Derken bir yıldız kaydı, gökyüzüne geniş bir yay çizerek uzaklaştı, söndü. Kızcağız: 'işte, biri daha öldü' diye mırıldandı. Bigün, anneannesi söylemişti: Her yıldız düştükçe yeryüzünden biri ölürmüş... Ninesini tekrar görebilmek için bir kibrit daha çaktı. Soğuktan kaskatı kesilmiş, beyni durmuştu. O şimdi sokak ortasında bulunduğunu unutmuş, düşler hayatına dalmıştı. Kibritin alevinde gene ninesini görüyor, onun sesini işitir şeklinde oluyordu. İşte anneannesi geliyordu. Lapa lapa yağan karların arasından bir melek şeklinde iniyordu... Geldi, geldi...Kollarını açtı, torununu kucakladı, aldı göklere doğru götürdü...

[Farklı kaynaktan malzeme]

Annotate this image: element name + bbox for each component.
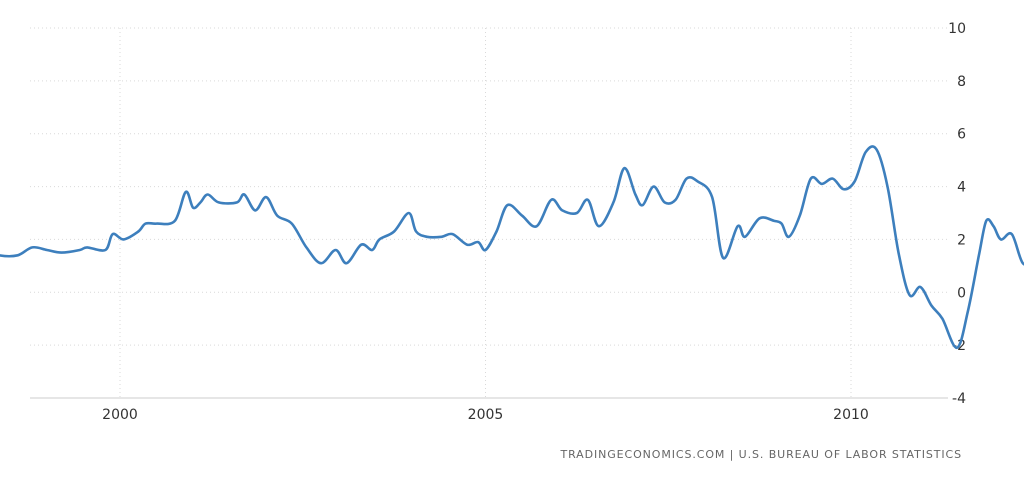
y-tick-label: 8: [957, 74, 966, 90]
source-credit: TRADINGECONOMICS.COM | U.S. BUREAU OF LA…: [560, 448, 962, 461]
gridlines: [30, 27, 948, 398]
y-tick-label: 4: [957, 180, 966, 196]
x-tick-label: 2005: [468, 407, 504, 423]
y-tick-label: 10: [948, 21, 966, 37]
series-line: [0, 145, 1024, 350]
y-tick-label: 2: [957, 232, 966, 248]
x-tick-label: 2000: [102, 407, 138, 423]
x-tick-label: 2010: [833, 407, 869, 423]
y-tick-label: 0: [957, 285, 966, 301]
y-tick-label: -4: [952, 391, 966, 407]
x-axis-ticks: 20002005201020152020: [102, 407, 869, 423]
y-tick-label: 6: [957, 127, 966, 143]
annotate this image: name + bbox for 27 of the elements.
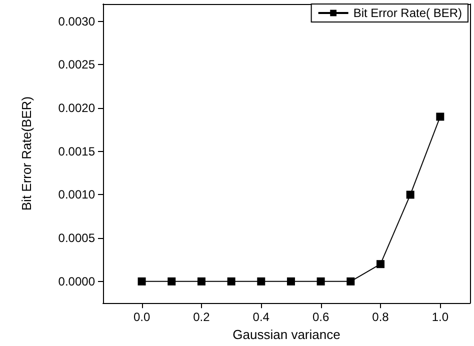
y-tick-label: 0.0020	[58, 101, 96, 116]
point	[376, 260, 384, 268]
y-tick-label: 0.0025	[58, 58, 96, 72]
point	[406, 190, 414, 199]
y-tick-label: 0.0015	[58, 144, 96, 158]
x-tick-label: 0.6	[312, 310, 330, 324]
legend-label: Bit Error Rate( BER)	[353, 6, 462, 20]
point	[316, 277, 325, 286]
point	[346, 277, 355, 286]
x-tick-label: 0.4	[252, 310, 270, 324]
point	[227, 277, 236, 286]
y-tick-label: 0.0005	[58, 231, 96, 246]
y-tick-label: 0.0000	[58, 274, 96, 288]
point	[138, 277, 146, 286]
point	[436, 112, 444, 121]
y-tick-label: 0.0010	[58, 188, 96, 202]
point	[168, 277, 176, 286]
x-tick-label: 0.8	[372, 310, 390, 324]
x-tick-label: 1.0	[432, 310, 449, 324]
x-tick-label: 0.0	[133, 310, 150, 324]
x-axis-title: Gaussian variance	[232, 327, 340, 342]
point	[197, 277, 206, 286]
y-axis-title: Bit Error Rate(BER)	[19, 96, 34, 211]
x-tick-label: 0.2	[193, 310, 210, 324]
point	[286, 277, 295, 286]
point	[257, 277, 266, 286]
y-tick-label: 0.0030	[58, 14, 96, 28]
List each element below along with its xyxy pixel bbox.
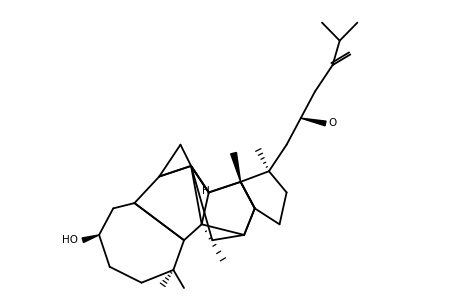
Polygon shape (82, 235, 99, 242)
Polygon shape (300, 118, 325, 126)
Text: HO: HO (62, 235, 78, 245)
Text: O: O (328, 118, 336, 128)
Text: H: H (202, 186, 209, 196)
Polygon shape (230, 152, 240, 182)
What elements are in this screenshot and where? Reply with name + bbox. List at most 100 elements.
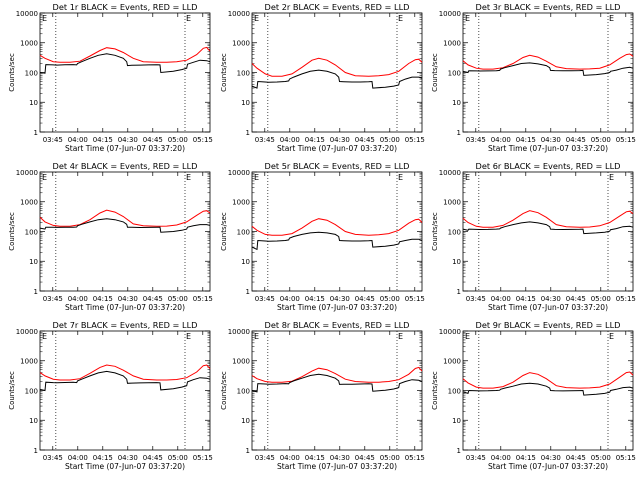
plot-frame	[39, 12, 211, 133]
y-tick-label: 100	[25, 387, 38, 395]
x-tick-label: 04:15	[93, 454, 113, 462]
y-tick-label: 10000	[439, 169, 461, 177]
y-tick-label: 10	[241, 417, 250, 425]
y-tick-label: 1	[246, 288, 250, 296]
corner-mark: E	[42, 332, 47, 341]
y-axis-label: Counts/sec	[431, 371, 439, 410]
x-tick-label: 05:15	[405, 136, 425, 144]
x-tick-label: 04:45	[355, 136, 375, 144]
x-tick-label: 05:00	[168, 454, 188, 462]
x-tick-label: 03:45	[255, 136, 275, 144]
y-axis-label: Counts/sec	[220, 371, 228, 410]
x-tick-label: 05:15	[193, 295, 213, 303]
y-tick-label: 10000	[439, 328, 461, 336]
x-tick-label: 04:30	[330, 295, 350, 303]
y-axis-label: Counts/sec	[220, 212, 228, 251]
x-tick-label: 05:15	[405, 295, 425, 303]
panel-title: Det 4r BLACK = Events, RED = LLD	[53, 161, 198, 171]
series-line-events	[251, 231, 423, 251]
series-line-lld	[251, 366, 423, 383]
corner-mark: E	[465, 332, 470, 341]
y-tick-label: 10000	[228, 328, 250, 336]
x-tick-label: 03:45	[255, 295, 275, 303]
x-tick-label: 03:45	[466, 454, 486, 462]
y-tick-label: 10	[29, 99, 38, 107]
y-tick-label: 10	[452, 417, 461, 425]
y-tick-label: 1	[457, 129, 461, 137]
y-tick-label: 1	[457, 288, 461, 296]
x-tick-label: 05:15	[616, 136, 636, 144]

Ertesi sabah, yoldan geçenler, bir evin basamağında donmuş kalmış kızcağızın ölüsünü buldular. Yanı başlangıcında bir sürü boş kibrit kutusu vardı.
-Zavallı kız ısınmak için tüm kibritlerini yakmış dediler... Bu kibritlerin alevinde onun ne düşler gördüğünü bilemezlerdi ki.